First, some background for those who haven’t been obsessively following this issue: Proposition 39 was passed in November 2012 to close a corporate tax loophole that allowed multi-state corporations to choose whether to pay taxes on their workers or their sales in California. As a result of Prop 39, the state now employs the “single sales factor” method, which requires all corporations to pay taxes based on their in-state sales rather than their in-state workers, taking away the incentive to fire California workers in order to lower corporate taxes. That in itself was a win.

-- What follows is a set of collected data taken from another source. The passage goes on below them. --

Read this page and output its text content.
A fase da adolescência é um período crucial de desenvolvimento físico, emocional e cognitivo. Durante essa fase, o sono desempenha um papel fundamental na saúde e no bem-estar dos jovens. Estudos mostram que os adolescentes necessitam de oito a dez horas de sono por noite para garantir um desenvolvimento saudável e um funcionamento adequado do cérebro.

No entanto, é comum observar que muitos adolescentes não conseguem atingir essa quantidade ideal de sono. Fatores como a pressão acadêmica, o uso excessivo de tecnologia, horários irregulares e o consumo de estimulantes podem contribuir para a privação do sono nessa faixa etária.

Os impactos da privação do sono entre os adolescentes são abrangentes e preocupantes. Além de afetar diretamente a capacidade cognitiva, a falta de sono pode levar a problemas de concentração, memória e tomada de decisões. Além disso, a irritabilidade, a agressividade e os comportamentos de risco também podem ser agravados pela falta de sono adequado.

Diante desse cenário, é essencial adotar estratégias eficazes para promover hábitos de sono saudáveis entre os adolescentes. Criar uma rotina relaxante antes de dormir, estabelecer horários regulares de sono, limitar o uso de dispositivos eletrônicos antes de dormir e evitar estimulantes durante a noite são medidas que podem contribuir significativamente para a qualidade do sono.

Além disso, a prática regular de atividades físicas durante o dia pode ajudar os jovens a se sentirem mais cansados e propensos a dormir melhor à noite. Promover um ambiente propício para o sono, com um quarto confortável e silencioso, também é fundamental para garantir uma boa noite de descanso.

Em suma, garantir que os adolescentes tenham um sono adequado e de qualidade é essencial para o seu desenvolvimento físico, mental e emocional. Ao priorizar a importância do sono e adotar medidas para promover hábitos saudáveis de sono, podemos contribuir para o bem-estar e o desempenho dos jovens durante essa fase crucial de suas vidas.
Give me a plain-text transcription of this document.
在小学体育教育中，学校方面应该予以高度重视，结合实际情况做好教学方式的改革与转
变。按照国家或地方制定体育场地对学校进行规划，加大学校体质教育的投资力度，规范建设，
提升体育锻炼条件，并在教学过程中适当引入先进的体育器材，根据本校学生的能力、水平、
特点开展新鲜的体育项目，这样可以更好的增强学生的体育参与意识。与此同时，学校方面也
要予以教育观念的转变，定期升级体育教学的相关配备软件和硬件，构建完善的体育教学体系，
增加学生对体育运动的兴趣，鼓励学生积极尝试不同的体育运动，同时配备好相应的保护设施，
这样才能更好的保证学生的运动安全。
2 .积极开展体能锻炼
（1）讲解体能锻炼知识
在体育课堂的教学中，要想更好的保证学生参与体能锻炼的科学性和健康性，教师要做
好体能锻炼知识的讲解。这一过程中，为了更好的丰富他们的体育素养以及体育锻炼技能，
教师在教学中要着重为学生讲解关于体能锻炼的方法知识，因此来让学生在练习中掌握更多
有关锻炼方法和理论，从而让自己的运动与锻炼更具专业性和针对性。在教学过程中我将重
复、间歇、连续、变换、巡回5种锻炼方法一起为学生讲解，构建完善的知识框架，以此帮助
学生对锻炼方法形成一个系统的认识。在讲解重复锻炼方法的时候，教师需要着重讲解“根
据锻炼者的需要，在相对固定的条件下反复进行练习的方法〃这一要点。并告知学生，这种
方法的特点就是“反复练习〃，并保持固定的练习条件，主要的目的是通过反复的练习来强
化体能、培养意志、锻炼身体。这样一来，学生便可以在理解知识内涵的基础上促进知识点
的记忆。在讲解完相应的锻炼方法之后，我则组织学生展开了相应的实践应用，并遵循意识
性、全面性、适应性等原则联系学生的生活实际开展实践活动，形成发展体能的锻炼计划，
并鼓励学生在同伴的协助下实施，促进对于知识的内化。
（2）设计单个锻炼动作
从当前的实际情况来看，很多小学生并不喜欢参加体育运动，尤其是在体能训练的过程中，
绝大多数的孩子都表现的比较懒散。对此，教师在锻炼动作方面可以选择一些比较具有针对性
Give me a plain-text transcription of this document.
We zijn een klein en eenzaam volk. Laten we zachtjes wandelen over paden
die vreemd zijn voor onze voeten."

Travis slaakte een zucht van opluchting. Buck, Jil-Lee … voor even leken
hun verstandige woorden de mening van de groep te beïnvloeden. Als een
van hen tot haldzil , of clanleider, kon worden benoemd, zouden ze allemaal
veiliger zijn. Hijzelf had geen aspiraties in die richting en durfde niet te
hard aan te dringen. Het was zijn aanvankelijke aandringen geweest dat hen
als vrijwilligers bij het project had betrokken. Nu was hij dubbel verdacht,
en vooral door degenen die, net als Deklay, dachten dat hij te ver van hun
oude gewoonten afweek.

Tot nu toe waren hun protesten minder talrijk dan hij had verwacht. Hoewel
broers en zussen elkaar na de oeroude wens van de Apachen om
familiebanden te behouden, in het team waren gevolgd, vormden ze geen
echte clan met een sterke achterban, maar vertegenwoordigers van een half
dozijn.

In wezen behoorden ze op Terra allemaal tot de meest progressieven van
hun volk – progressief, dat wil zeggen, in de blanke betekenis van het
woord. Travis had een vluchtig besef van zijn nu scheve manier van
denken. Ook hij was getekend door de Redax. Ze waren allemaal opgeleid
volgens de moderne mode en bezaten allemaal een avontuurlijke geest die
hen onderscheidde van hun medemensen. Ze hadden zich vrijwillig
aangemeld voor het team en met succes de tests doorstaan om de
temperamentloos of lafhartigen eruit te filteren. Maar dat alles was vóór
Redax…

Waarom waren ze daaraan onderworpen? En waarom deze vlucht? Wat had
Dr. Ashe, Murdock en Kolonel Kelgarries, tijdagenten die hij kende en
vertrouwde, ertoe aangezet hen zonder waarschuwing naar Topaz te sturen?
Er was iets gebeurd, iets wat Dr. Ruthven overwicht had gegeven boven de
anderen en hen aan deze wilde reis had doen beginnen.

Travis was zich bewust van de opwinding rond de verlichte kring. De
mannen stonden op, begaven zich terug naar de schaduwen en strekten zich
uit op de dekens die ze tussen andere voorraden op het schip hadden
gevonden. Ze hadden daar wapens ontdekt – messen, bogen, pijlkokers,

To add additional benefits to the state, the Proposition directed half the funds generated by this tax change toward clean energy projects in the state. After the election, the legislature passed a measure focusing these funds on energy projects in schools, which the California Energy Commission (CEC) then turned into regulatory language. The Prop 39 funds, which schools can access in addition to current state education funds or local bond measures for operations and maintenance, allow districts to do energy efficiency and renewable energy projects they would not otherwise have been able to pursue. That’s another win.

Finally, the legislature directed the CEC to ensure these funds were spent as carefully and with as much accountability as possible—requiring, for instance, that districts applying for funds provide at least a year of utility energy data, to show their current energy use, as well as the results of an energy audit showing where the school can get the biggest bang for the buck from Proposition 39 funds. That’s good financial practice and good government, and it should reassure California voters.

All of this sounds pretty good, right? Not according to the AP, which went after this school energy program with a vengeance. The reporter’s first mistake: to claim to be evaluating the program after three years of operation.  In fact, funding has only been flowing from the CEC for 13 months. Because the program is funded through tax receipts, the state had to wait for the first tax year after the election to end before initiating the program; meanwhile, the legislature and CEC had to fulfill their democratic duty of passing and implementing the program details and enshrining these into law.

Evaluating Proposition 39 after just over a year of its 5-year operation is like calling the Super Bowl after just a week of preseason games. It’s simply not reasonable—especially since the projects that have been done under the proposition thus far are mostly those in the smallest districts, while the larger districts with much larger and more extensive projects (think LAUSD, Oakland, San Jose) waited until they had amassed several years of funding in order to propose their projects, and many must wait til next winter or summer break to start construction.

Another mistake: to denigrate the fact that a portion of the funds have gone to “consultants and auditors” rather than to construction costs. Energy projects are complex and require expertise, and at the very least require an audit to determine where funds would be best spent to save the maximum amount of energy and dollars. I personally wouldn’t do an energy retrofit without a professional audit, and I would hope my school district would take a similarly prudent approach. We should celebrate these schools’ planning and deliberation, not denigrate it. Moreover, many of those dreaded “consultants” are members of the non-profit California Conservation Corps, which is providing audits for the lower-income districts and training at-risk youth to do energy efficiency work. Is the AP saying that schools like Helen Wilcox School in Oroville, north of Sacramento, shouldn’t get new and more efficient lights simply because the work is being done by CCC members and not creating any traditional “new jobs”?

And finally: the reporter’s mistaken claims about the Oversight Board. The AP piece has many other inconsistencies and errors that I won’t get into here, but I can’t leave this one alone. Yes, it’s true that the oversight board has never met. But that’s not because we’re just a “rubber stamp” created by the political process—it’s because under the CEC’s regulations, we aren’t supposed to meet til this fall, when we’ll be able to review and discuss the first tranche of data from the hundreds of completed Prop 39 projects that have been underway across the state during the past year. That’s right: I said hundreds of completed projects. You can find a full list of them on the CEC site here, along with the fact that they’ve already saved the state’s schools over $25 million in energy costs.

I’m looking forward to that fall Citizen Oversight Board meeting, where our discussion—unlike the AP article—will be based on real data and solid information. I hope to see many of you there.